Le nom de ce repas "La sardo" restait pourtant. On peut lui associer sa version empreinte de religiosité, le "dièu lou vol" (n'allez pas me chicaner en corrigeant "diu", "dius", "dièus", "dio", ou encore "diou"... ).

Dans son livre sur le canton de Coursan (Vilatges al Pais / 2005) Francis Poudou et les habitants relèvent (page 94), "Lo Dius o Vòl" :

"Lo Dius o vòl.
La dernière charrette fleurie, les vendanges se terminaient par une fête que l'on appaelait "Lo Dius o l ! (Si dieu le veut on se retrouvera l'an prochain) (1), repas ou goûter pris en commun et généralement offert par le propriétaire."

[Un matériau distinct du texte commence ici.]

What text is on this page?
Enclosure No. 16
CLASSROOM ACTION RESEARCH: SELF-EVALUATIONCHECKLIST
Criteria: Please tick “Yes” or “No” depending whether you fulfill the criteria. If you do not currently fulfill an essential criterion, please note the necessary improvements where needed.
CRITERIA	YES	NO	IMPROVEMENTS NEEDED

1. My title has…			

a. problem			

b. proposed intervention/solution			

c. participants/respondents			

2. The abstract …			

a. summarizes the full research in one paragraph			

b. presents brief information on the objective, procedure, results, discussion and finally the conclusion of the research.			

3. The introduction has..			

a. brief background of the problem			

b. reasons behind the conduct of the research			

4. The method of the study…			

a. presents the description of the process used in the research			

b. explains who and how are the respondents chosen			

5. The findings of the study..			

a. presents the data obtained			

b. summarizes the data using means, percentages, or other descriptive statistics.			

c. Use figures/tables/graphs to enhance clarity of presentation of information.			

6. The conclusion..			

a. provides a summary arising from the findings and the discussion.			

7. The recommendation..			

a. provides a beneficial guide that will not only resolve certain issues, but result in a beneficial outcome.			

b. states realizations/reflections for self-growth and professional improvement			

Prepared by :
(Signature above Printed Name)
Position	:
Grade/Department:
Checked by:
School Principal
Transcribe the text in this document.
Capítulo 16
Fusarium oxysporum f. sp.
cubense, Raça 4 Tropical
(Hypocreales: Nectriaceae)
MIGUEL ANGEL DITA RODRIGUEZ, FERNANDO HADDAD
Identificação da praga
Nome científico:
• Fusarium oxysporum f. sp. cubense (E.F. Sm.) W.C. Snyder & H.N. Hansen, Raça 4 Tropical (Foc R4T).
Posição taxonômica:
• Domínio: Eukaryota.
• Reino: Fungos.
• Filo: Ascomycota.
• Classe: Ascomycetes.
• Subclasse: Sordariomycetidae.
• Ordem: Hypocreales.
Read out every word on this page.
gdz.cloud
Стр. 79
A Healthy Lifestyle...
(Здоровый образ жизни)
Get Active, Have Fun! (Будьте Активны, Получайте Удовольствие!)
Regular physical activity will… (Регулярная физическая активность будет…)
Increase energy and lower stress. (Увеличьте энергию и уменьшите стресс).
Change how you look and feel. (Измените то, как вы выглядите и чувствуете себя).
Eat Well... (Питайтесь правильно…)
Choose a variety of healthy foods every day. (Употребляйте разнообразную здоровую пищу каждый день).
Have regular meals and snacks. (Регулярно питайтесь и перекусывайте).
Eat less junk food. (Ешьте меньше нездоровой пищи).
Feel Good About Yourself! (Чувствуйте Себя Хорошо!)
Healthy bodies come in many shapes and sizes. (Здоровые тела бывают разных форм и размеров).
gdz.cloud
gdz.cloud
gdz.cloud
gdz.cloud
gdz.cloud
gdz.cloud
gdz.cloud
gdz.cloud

Dans "Les Vignes de Sainte-Colombe", Christian Signol écrit :

"... Le dernier soir Charles Barthélémie accorda le "Dieu-le-veut", l'ultime festin destiné à récompenser la vaillance des vendangeurs. Comme c'était la coutume il y eut des mets exceptionnels : bouilli aux câpres, boudin noir et fricassée de volailles, puis des chants, des danses, des rondes et des farandoles qui se perdirent dans les vignes pour de mystérieux adieux..."

Signol évoque avec pudeur les suites sensuelles de ce repas festif. Jean Camp, lui, s'attarde sur une symbolique plus païenne du repas de fête partagé :   


"... Demain nous mangerons la "sarde", tous assis à la même table. Je paie le rancio à tout le monde. Placide, au barricot ! [...] De la charrette qui vient d'arriver et qu'on a laissée au bord du chemin, les hommes tirent planches et tréteaux, et dressent une longue table à peine branlante. les bancs s'alignent tout au long. Puis viennent les corbeilles débordantes de lourds pains ronds, les grands paniers de fricassées, les jattes de volailles rôties, fleurant le romarin, les cassoulets figés qu'une flambée de bois sec va faire ronronner tout à l'heure, les soupières de salades vertes où s'entassent l'anchois pilé, les œufs durs, les tomates douces, l'huile, le poivre, le sel, les piments rouges et les "chapons" spongieux frottés d'ail, les panerées de coques légères saupoudrées de sucre, les flans tremblotants, les crèmes onctueuses et les débordements de raisins fins : muscats déjà ridés aux grains poisseux de miel, chasselas ferme à la robe nuancée, "terrets" blonds de peau épaisse mais de parfum franc, grappes de malvoisie au goût de violette, picpouls énormes et blanc-vert, et même, mêlé aux aristocrates de la table, le modeste et juteux aramon, le roi de la plaine, avec ses prunes serrées d'un beau noir, son jus clair, sa chair tendre et sa généreuse abondance. 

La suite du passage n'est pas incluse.